Ample et généreux, le film n’en finit pourtant pas de surprendre, tant il joue sur différents registres. La romance bien sûr, avec ce couple inédit, improbable (la très Américaine interprète des films de Capra, face au plus élégant des frenchies) et séduisant. Mais aussi le suspense, avec ce mari jaloux et machiavélique. Et même le film catastrophe, avec un final comme un hommage à la tragédie du Titanic, 25 ans plus tard.

Ce n’est certes pas le plus abouti de ses films : ni le plus émouvant, ni le plus euphorisant, ni même le plus juste socialement. Mais Borzage réussit des tas de belles scènes, associant des éléments de comédie et de drame comme il mélangerait les ingrédients d’une recette, avec la même gourmandise que ce personnage de chef cuisinier, César (Leo Carillo), meilleur ami de Boyer et ressors comique inépuisable dans les cuisines de différents restaurants.

Avec ses allers-retours entre Paris et New York, ce Borzage est une gourmandise généreuses et fort séduisante. Une sorte d’hommage à ce fameux charme français qu’incarne parfaitement Boyer, nettement plus sincère et vibrant que la vision qu’en donnait Borzage dans Ils voulaient voir Paris.

Désir (Desire) – de Frank Borzage – 1936

Posté : 19 mars, 2019 @ 8:00 dans 1930-1939, BORZAGE Frank, COOPER Gary, DIETRICH Marlene | Pas de commentaires »

Désir

Marlene Dietrich a beau avoir affirmé, des années après, que Borzage était bien le réalisateur de Désir, l’ombre de Lubitsch, producteur et réalisateur probable de certaines scènes, plane d’une manière très insistante sur cette comédie romantique sophistiquée et pleine de folie, description qu’on attribue plus volontiers au réalisateur de L’Eventail de Lady Windermere qu’à celui de L’Heure suprême.
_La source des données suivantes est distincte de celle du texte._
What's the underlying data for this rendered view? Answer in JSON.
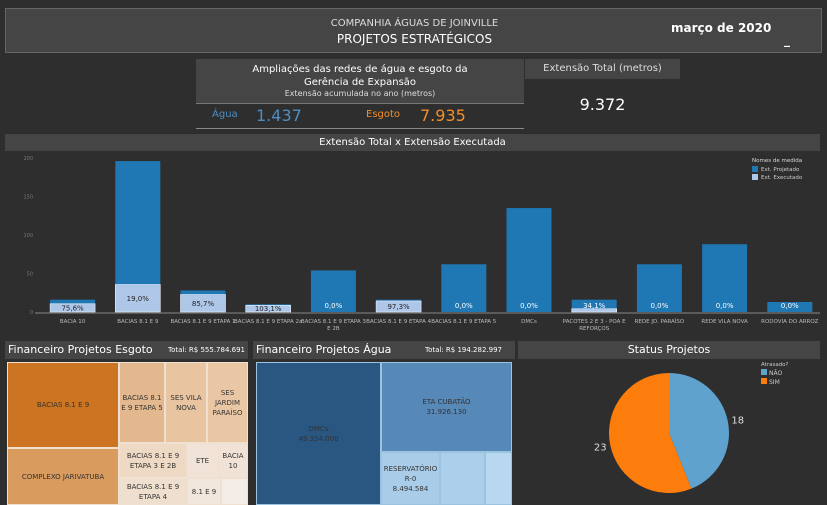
{
  "header": {
    "company": "COMPANHIA ÁGUAS DE JOINVILLE",
    "title": "PROJETOS ESTRATÉGICOS",
    "date": "março de 2020",
    "minimize": "_"
  },
  "ampliacoes": {
    "title1": "Ampliações das redes de água e esgoto da",
    "title2": "Gerência de Expansão",
    "subtitle": "Extensão acumulada no ano (metros)",
    "agua_label": "Água",
    "agua_value": "1.437",
    "esgoto_label": "Esgoto",
    "esgoto_value": "7.935",
    "agua_color": "#4e8ec4",
    "esgoto_color": "#f28e2b"
  },
  "extensao_total": {
    "label": "Extensão Total (metros)",
    "value": "9.372"
  },
  "chart_data": [
    {
      "type": "bar",
      "title": "Extensão Total x Extensão Executada",
      "legend_title": "Nomes de medida",
      "legend_position": "top-right",
      "ylim": [
        0,
        200
      ],
      "yticks": [
        0,
        50,
        100,
        150,
        200
      ],
      "categories": [
        "BACIA 10",
        "BACIAS 8.1 E 9",
        "BACIAS 8.1 E 9 ETAPA 1",
        "BACIAS 8.1 E 9 ETAPA 2a",
        "BACIAS 8.1 E 9 ETAPA 3 E 2B",
        "BACIAS 8.1 E 9 ETAPA 4",
        "BACIAS 8.1 E 9 ETAPA 5",
        "DMCs",
        "PACOTES 2 E 3 - POA E REFORÇOS",
        "REDE JD. PARAÍSO",
        "REDE VILA NOVA",
        "RODOVIA DO ARROZ"
      ],
      "series": [
        {
          "name": "Ext. Projetado",
          "color": "#1f77b4",
          "values": [
            16,
            196,
            28,
            10,
            54,
            16,
            62,
            135,
            16,
            62,
            88,
            13
          ]
        },
        {
          "name": "Ext. Executado",
          "color": "#aec7e8",
          "values": [
            12,
            37,
            24,
            10,
            0,
            15.6,
            0,
            0,
            5.5,
            0,
            0,
            0
          ]
        }
      ],
      "labels": [
        "75,6%",
        "19,0%",
        "85,7%",
        "103,1%",
        "0,0%",
        "97,3%",
        "0,0%",
        "0,0%",
        "34,1%",
        "0,0%",
        "0,0%",
        "0,0%"
      ]
    },
    {
      "type": "pie",
      "title": "Status Projetos",
      "legend_title": "Atrasado?",
      "slices": [
        {
          "label": "NÃO",
          "value": 18,
          "color": "#5fa2ce"
        },
        {
          "label": "SIM",
          "value": 23,
          "color": "#fc7d0b"
        }
      ]
    }
  ],
  "esgoto": {
    "title": "Financeiro Projetos Esgoto",
    "total": "Total: R$ 555.784.691",
    "items": [
      "BACIAS 8.1 E 9",
      "COMPLEXO JARIVATUBA",
      "BACIAS 8.1 E 9 ETAPA 5",
      "SES VILA NOVA",
      "SES JARDIM PARAÍSO",
      "BACIAS 8.1 E 9 ETAPA 3 E 2B",
      "ETE",
      "BACIA 10",
      "BACIAS 8.1 E 9 ETAPA 4",
      "8.1 E 9"
    ]
  },
  "agua": {
    "title": "Financeiro Projetos Água",
    "total": "Total: R$ 194.282.997",
    "items": [
      {
        "name": "DMCs",
        "value": "49.354.000"
      },
      {
        "name": "ETA CUBATÃO",
        "value": "31.926.130"
      },
      {
        "name": "RESERVATÓRIO R-0",
        "value": "8.494.584"
      }
    ]
  }
}
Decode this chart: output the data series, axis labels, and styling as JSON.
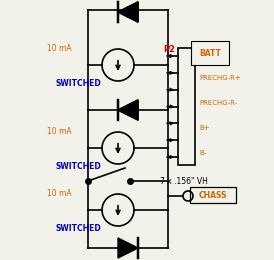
{
  "background_color": "#f2f2ea",
  "line_color": "#000000",
  "text_color_orange": "#cc6600",
  "text_color_blue": "#0000bb",
  "text_color_red": "#cc0000",
  "connector_labels": [
    "BATT",
    "PRECHG-R+",
    "PRECHG-R-",
    "B+",
    "B-"
  ],
  "p2_label": "P2",
  "p2_color": "#cc0000",
  "chass_label": "CHASS",
  "vh_label": "7 x .156\" VH",
  "vh_color": "#000000",
  "switched_label": "SWITCHED",
  "current_label": "10 mA",
  "lw": 1.2
}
Qu’importe finalement, si le film est l’œuvre d’un immense cinéaste… ou d’un autre immense cinéaste. Disons que c’est l’œuvre commune de deux immenses cinéastes, et que même si le film peut sembler mineur dans l’une ou l’autre de leurs filmographies, le plaisir qu’on y prend est immense.
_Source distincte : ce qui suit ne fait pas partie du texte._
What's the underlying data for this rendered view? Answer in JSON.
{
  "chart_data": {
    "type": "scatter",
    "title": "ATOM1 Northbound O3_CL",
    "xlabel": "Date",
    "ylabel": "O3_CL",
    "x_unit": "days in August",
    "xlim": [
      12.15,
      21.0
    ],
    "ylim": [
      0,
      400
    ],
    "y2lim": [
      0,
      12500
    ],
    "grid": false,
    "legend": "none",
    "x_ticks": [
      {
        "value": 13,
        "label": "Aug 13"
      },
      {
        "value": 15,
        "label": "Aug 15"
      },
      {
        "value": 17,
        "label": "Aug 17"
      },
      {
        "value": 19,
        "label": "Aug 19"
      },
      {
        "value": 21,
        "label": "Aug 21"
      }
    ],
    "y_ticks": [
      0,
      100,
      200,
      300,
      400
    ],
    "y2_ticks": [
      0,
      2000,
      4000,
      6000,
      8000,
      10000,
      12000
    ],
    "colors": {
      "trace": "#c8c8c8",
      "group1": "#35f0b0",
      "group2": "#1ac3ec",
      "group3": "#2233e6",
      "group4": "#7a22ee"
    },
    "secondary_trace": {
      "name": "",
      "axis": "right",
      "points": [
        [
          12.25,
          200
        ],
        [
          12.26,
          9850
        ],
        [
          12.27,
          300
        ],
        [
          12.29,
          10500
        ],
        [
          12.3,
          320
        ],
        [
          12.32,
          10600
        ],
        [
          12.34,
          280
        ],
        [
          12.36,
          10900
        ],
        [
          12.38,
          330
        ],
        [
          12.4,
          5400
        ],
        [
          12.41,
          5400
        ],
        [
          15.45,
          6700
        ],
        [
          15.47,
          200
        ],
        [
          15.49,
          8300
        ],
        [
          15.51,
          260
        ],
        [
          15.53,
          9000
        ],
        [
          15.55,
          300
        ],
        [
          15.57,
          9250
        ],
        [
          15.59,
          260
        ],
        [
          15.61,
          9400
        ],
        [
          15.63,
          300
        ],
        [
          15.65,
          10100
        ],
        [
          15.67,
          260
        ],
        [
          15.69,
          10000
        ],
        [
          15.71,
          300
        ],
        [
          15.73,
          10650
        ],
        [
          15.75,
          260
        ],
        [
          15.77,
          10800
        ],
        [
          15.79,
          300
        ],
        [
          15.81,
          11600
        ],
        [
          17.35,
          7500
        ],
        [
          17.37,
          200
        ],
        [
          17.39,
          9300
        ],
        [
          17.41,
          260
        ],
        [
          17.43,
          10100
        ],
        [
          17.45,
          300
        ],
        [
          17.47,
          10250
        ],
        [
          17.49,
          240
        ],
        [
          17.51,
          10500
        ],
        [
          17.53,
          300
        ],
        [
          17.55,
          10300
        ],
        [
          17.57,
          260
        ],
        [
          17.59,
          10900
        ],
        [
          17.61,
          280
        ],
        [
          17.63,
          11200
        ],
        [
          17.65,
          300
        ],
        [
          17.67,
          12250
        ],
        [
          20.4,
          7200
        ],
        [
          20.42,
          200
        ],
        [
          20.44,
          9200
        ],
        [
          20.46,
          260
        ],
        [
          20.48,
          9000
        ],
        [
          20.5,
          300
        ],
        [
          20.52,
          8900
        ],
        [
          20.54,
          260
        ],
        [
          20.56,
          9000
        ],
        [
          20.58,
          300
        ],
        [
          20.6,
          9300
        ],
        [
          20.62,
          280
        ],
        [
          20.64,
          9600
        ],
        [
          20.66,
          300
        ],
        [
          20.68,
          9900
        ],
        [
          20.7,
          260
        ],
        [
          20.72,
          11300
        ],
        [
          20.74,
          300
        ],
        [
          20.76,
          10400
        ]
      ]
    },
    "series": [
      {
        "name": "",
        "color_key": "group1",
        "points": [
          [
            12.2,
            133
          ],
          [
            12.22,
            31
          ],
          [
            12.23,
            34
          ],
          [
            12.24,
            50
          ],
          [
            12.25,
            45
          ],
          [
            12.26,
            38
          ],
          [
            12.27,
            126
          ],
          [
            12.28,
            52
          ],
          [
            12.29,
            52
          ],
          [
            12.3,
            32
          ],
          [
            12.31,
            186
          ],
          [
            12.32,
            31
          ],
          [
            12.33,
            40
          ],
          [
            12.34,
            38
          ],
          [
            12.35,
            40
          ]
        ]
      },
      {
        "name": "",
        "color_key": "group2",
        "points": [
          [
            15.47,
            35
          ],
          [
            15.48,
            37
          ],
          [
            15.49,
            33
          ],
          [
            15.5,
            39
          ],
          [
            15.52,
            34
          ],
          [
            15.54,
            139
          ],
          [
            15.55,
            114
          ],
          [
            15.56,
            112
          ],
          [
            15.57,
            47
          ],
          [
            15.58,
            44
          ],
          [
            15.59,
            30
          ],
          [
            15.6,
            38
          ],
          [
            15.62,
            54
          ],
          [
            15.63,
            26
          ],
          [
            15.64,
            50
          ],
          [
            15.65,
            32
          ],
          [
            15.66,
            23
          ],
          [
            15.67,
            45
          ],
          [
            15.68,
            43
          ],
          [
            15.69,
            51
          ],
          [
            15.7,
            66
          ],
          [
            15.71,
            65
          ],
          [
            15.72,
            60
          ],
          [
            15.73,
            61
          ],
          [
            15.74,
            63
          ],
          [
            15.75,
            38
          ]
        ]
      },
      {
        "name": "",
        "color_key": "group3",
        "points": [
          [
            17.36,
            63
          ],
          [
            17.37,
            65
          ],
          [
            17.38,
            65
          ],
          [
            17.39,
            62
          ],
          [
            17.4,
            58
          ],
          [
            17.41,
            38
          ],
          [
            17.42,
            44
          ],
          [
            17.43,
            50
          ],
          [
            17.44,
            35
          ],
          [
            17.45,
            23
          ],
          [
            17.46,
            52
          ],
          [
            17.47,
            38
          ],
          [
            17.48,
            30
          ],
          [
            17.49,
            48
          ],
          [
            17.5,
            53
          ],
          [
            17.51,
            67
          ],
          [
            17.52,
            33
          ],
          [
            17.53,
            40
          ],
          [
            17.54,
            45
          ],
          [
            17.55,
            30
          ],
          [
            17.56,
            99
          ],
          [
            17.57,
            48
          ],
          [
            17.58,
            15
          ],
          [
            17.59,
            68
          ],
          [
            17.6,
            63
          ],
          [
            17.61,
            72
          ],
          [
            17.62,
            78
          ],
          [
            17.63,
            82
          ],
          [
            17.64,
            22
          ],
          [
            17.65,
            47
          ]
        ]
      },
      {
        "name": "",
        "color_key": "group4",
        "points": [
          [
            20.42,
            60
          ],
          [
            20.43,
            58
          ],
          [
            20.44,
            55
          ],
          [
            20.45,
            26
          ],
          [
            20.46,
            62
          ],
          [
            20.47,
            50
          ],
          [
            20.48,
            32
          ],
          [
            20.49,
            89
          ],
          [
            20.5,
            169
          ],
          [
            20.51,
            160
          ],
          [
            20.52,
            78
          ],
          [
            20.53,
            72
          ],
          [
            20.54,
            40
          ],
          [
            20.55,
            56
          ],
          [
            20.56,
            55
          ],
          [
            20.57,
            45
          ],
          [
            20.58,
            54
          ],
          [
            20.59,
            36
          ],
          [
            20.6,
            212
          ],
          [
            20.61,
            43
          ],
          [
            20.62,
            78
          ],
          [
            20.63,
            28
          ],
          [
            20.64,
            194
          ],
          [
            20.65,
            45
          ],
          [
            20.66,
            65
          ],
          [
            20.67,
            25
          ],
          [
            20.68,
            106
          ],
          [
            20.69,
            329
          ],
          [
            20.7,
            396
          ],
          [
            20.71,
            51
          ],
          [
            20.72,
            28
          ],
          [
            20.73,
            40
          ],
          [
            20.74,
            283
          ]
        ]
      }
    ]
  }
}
C’est en tout cas une date pour Marlene Dietrich, qui venait tout juste de rompre avec son tout puissant pygmalion Von Sternberg, qui retrouve son partenaire de Morocco Gary Cooper, et qui s’impose pour la première fois comme une grande actrice de comédie, genre que sa carrière américaine ne lui avait encore jamais donné l’occasion d’aborder.

Est-ce un don inné, ou une sorte de naturel auquel elle peut enfin laisser libre court ? La star est absolument formidable dans le rôle de cette voleuse de haut rang qui rencontre un brave type sur la route de ses premières vacances depuis des lustres. C’est le genre de comédies auxquelles on n’associera jamais ni Borzage, ni Dietrich : pleines de rythmes et de folies, de quiproquos et de rebondissements.

Entre romance et aventures, c’est une charmante comédie, bien moins innocente qu’elle n’y paraît. Toute en suggestion, même : dans cet Hollywood dominée par la bien-pensance du code Hayes, il fallait des trésors de suggestion pour évoquer la rencontre de ces deux monstres sacrés, dominée par une tension sexuelle qui ne reste pas à l’état de fantasme. Il suffit de draps froissés, d’allures débraillées et de regards langoureux pour raconter, mieux que n’importe quelle image illustrative, la nuit de passion que ces deux-là viennent de vivre.